The Justice Department has brought on a well-respected election law professor to oversee its voting section and lead the department’s battles over voting rights during this presidential election year. Justin Levitt of the Loyola Law School in Los Angeles has begun serving as the deputy assistant attorney general in the Civil Rights Division at a critical time, with Justice Department lawyers litigating several voting-rights cases across the country. Levitt will hold the position, which does not require Senate confirmation, until next January. Levitt, 41, takes charge as the Justice Department awaits high-profile court decisions on voting rights in North Carolina and Texas. The presidential election this year will be the first since a divided Supreme Court invalidated a critical component of the landmark Voting Rights Act of 1965. Also, more restrictive voting laws will be in effect in 15 states for the first time in a race for the White House. “The biggest change since the last presidential election is unquestionably the Supreme Court’s decision [on voting rights],” Levitt said in an interview in his fifth-floor office at Justice Department headquarters.

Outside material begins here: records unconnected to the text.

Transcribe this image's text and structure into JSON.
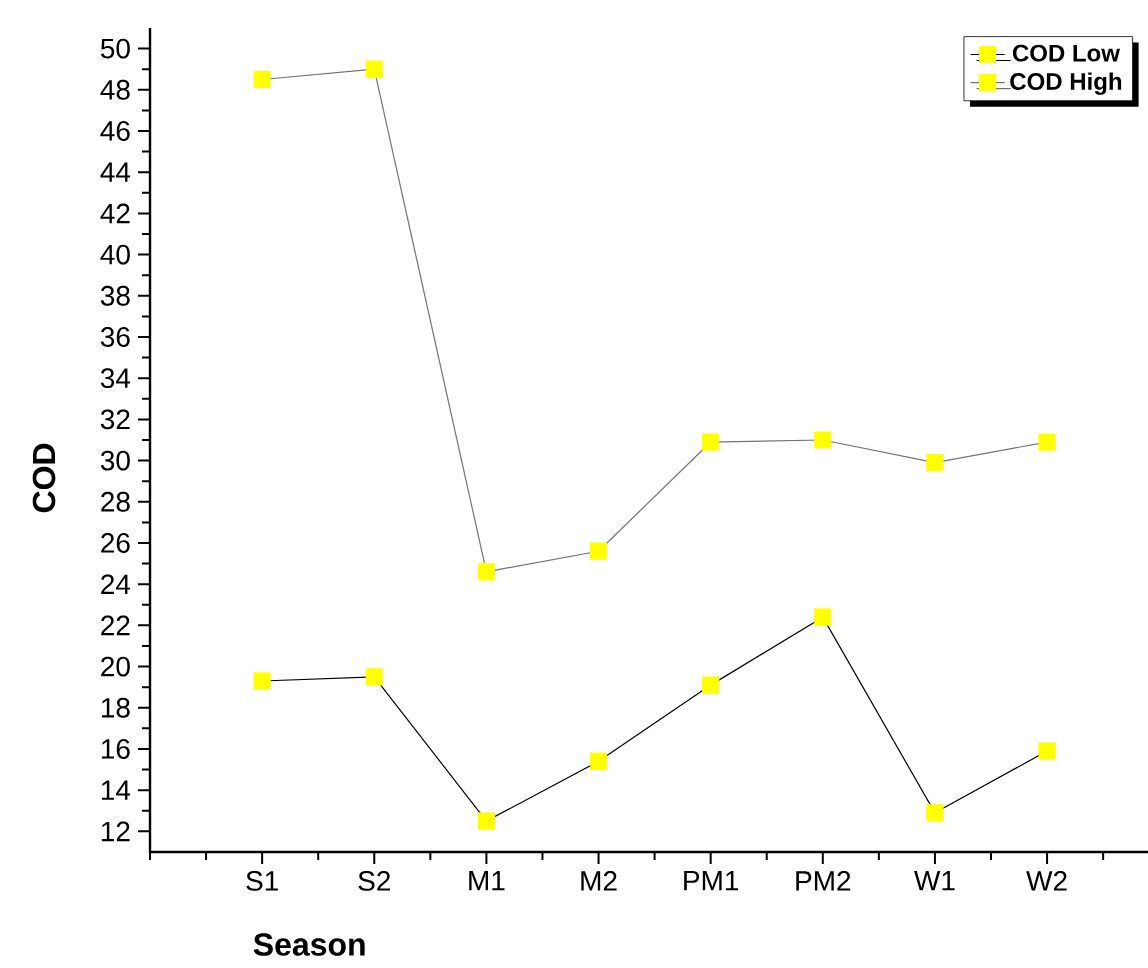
{
  "chart_data": {
    "type": "line",
    "xlabel": "Season",
    "ylabel": "COD",
    "categories": [
      "S1",
      "S2",
      "M1",
      "M2",
      "PM1",
      "PM2",
      "W1",
      "W2"
    ],
    "series": [
      {
        "name": "COD Low",
        "color": "#ffff00",
        "values": [
          19.3,
          19.5,
          12.5,
          15.4,
          19.1,
          22.4,
          12.9,
          15.9
        ]
      },
      {
        "name": "COD High",
        "color": "#ffff00",
        "values": [
          48.5,
          49.0,
          24.6,
          25.6,
          30.9,
          31.0,
          29.9,
          30.9
        ]
      }
    ],
    "ylim": [
      11,
      51
    ],
    "yticks": [
      12,
      14,
      16,
      18,
      20,
      22,
      24,
      26,
      28,
      30,
      32,
      34,
      36,
      38,
      40,
      42,
      44,
      46,
      48,
      50
    ],
    "grid": false,
    "legend": "top right",
    "marker": "square",
    "line_style": "solid"
  }
}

Before the decision in Shelby County v. Holder, the Voting Rights Act required nine states, primarily in the South, and jurisdictions in six other states to receive “pre-clearance” from the U.S. attorney general or federal judges before making any changes to election or voting laws. The court, in its June 2013 ruling, did not strike down the Voting Rights Act or the provision that calls for the special scrutiny of states with a history of discrimination. But it said that Congress must come up with a new formula based on current data to determine which states should be subject to the requirements.
Former attorney general Eric H. Holder Jr. said the decision is “a serious setback for voting rights and has the potential to negatively affect millions of Americans across the country.”
Now, instead of trying to prevent potentially unfair voting laws from going into effect, the department has to respond to the laws — which may go into effect while lawyers for the federal government are trying to stop them — including in the North Carolina and Texas, which the department sued in 2013 after the Supreme Court ruling, Levitt said.
Republican lawmakers in the states that have passed restrictive voting legislation say the laws are needed to combat voter fraud. But critics argue that the legislation, including voter-ID requirements, will disenfranchise voters and could hurt turnout primarily among minority voters.
Levitt would not discuss specific cases, except to say that although the department is hampered by the Supreme Court’s 2013 ruling, there is “an immense amount going on in the voting section to make sure that the rules we play by are fair, not just focused on this election, but well into the future.”